Гости ушли, по обыкновению, сразу и все вместе. Климова не переставала удивлять эта местная особенность: никто заранее не сговаривался, но будто иссякал завод, и люди торопились разойтись. И, как всегда в эти последние минуты, у старшего лейтенанта Феди был такой вид, словно он вот-вот заговорит, объявит о каком-то важном решении, откроет некую тайну, — он улыбался, вздыхал, но рождения слова так и не происходило, и, козырнув, щелкнув ярко начищенными сапогами, он выходил, прихрамывая. А у ленинградской женщины делалось потерянное и жалкое лицо: она боялась темноты, одиночества долгой ночи в чужом доме, и почтальонша обнимала ее за плечи: «Пойдем, мёдочка, людям спать пора», и уводила ее, трепещущую, чуть не плачущую. Но, как ни быстро расходились гости, художник со своей Нюсенькой успевали исчезнуть еще раньше. Они удивительно быстро, легко и дружно засыпали. Климов еще ни разу не застал их бодрствующими. Спали они и сейчас, когда Климов вместе с Марусей вошел в комнату.
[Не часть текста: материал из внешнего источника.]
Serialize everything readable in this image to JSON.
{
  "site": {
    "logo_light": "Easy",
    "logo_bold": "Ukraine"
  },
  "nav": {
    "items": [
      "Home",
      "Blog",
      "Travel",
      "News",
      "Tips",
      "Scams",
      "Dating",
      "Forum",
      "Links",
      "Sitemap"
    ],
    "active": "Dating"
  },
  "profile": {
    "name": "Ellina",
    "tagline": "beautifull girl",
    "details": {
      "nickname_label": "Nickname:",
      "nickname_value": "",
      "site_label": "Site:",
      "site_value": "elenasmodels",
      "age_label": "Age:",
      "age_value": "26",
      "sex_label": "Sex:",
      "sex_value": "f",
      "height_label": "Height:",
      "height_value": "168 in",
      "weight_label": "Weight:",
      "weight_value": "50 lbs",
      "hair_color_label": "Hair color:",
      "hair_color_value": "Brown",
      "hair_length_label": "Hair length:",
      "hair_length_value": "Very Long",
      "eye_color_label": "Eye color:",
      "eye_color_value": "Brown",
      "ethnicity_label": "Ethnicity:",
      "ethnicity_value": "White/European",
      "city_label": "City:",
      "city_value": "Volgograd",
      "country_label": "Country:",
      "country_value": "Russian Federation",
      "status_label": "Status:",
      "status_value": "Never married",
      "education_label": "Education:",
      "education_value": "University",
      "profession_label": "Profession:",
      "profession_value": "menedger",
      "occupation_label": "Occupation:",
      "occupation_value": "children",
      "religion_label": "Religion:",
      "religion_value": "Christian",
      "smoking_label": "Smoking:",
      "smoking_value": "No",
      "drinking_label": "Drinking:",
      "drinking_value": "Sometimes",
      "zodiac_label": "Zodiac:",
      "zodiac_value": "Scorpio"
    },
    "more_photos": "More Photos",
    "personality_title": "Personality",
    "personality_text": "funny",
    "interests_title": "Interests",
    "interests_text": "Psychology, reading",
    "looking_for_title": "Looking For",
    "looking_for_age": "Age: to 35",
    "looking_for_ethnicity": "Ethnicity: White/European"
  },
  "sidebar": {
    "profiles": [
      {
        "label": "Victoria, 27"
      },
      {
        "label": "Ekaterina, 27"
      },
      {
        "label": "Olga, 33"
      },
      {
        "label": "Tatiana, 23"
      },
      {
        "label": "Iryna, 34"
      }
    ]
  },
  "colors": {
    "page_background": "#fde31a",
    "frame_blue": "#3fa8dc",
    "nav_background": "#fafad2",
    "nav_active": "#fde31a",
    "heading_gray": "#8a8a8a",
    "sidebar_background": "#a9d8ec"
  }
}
Это произошло как-то само собой, когда Марусина мать пригасила керосиновую лампу, прилегла к младшей дочери, а Любаша забралась на печь. Маруся сама пошла к нему, будто так было условлено. Она пошла прощаться с ним, и Климов понял, что кажущаяся отчужденность ее — печаль, а не холодность. Они сели на его кровать, а потом легли рядом, и это тоже произошло как-то само собой, и Климов опять стал просить Марусю стать его женой, а Маруся сказала: «Ну, считай меня женой, что тебе — загс нужен?» И они стали целоваться, как еще никогда не целовались, и Климов забыл о войне. Он чувствовал, что между ними нет преград, но боялся обидеть Марусю нетерпением или грубостью.